I would suspect that these minority anti-government demonstrators were no innocent crowd of citizens, but beat up some Indians on behalf of the rich landowners--as Evo Morales seems to be saying. (The BBC article quoted in the OP is not very clear on what happened.) I have seen too many instances where the peaceful poor or other peaceful protesters are slandered by the corporate media. Fascists and police forces instigate trouble for the sake of headlines like this one--"Protests Spark Clashes in Bolivia." BBC, while better than our corporate news propagandists, nevertheless often play along. And of course the article provides no context, for instance, nothing of the history of fascist brutality that evicted the indigenous from their land, and that has continued over the last century to keep the majority poor impoverished and without political power.

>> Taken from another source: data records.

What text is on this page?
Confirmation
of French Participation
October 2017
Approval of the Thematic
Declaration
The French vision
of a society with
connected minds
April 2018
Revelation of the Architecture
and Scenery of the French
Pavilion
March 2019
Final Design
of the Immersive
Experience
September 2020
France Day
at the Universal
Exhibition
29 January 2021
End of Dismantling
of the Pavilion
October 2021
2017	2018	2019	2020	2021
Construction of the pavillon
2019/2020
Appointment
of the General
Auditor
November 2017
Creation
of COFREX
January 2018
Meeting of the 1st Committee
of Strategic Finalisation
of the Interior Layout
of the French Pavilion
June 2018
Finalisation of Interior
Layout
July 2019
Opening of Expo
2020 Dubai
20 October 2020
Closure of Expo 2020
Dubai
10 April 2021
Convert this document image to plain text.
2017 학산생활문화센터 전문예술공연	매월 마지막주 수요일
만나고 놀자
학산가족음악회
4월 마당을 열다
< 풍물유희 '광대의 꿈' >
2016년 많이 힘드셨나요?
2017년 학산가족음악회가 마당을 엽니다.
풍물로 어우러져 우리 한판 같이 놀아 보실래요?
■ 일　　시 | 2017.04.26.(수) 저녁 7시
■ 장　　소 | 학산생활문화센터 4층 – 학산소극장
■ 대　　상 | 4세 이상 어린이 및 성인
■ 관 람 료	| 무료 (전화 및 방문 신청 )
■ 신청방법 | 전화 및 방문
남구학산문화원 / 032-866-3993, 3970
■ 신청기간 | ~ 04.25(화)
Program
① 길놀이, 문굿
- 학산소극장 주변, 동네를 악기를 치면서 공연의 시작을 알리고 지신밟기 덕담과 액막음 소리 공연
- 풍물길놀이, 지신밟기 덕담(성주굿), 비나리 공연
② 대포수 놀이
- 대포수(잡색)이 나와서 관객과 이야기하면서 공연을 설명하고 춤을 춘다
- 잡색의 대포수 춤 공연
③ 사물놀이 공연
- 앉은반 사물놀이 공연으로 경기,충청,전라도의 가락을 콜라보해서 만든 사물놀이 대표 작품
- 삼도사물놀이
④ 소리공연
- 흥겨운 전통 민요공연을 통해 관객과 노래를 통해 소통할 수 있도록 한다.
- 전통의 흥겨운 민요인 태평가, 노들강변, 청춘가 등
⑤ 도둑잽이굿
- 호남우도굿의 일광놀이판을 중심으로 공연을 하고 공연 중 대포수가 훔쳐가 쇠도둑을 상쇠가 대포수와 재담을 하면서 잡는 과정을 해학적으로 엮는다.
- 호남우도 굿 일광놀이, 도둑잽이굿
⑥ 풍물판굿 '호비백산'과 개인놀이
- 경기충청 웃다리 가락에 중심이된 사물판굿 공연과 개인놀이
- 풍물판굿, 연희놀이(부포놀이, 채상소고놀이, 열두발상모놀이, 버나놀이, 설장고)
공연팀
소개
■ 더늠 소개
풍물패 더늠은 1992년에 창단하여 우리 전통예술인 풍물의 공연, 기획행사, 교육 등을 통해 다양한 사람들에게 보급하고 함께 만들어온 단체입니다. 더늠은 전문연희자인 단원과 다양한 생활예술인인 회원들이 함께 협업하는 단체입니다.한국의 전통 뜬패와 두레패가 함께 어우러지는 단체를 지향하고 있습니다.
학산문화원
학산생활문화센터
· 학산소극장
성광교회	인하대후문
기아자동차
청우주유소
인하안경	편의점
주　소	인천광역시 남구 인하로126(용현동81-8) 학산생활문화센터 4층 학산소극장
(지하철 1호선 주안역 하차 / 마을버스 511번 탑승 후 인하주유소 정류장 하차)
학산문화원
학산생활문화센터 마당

Control of the country's land and resources is the overall issue. Do the rich get it all? Or does everyone in society benefit from land and resources? Same issue in Venezuela and throughout Latin America. (Peasants being pushed off the land, by big corporations and the rich, is one of the chief issues in the Oaxaca uprising in southern Mexico as well.) South America is at the same time undergoing a huge democratic revolution, with the poor majority at last coming into rightful power through transparent elections. For the rich to own everything requires a fascist state to enforce it. The US has always supported fascism in South America, in collusion with US-based corporations and the wealthy. The question is, can a peaceful democratic process achieve more equity for the vast poor population of South America--impoverished and brutalized for decades and centuries. They are not asking to become rich. They are asking for bottom line sustenance--land, schools, medical care, some benefit from their country's natural riches.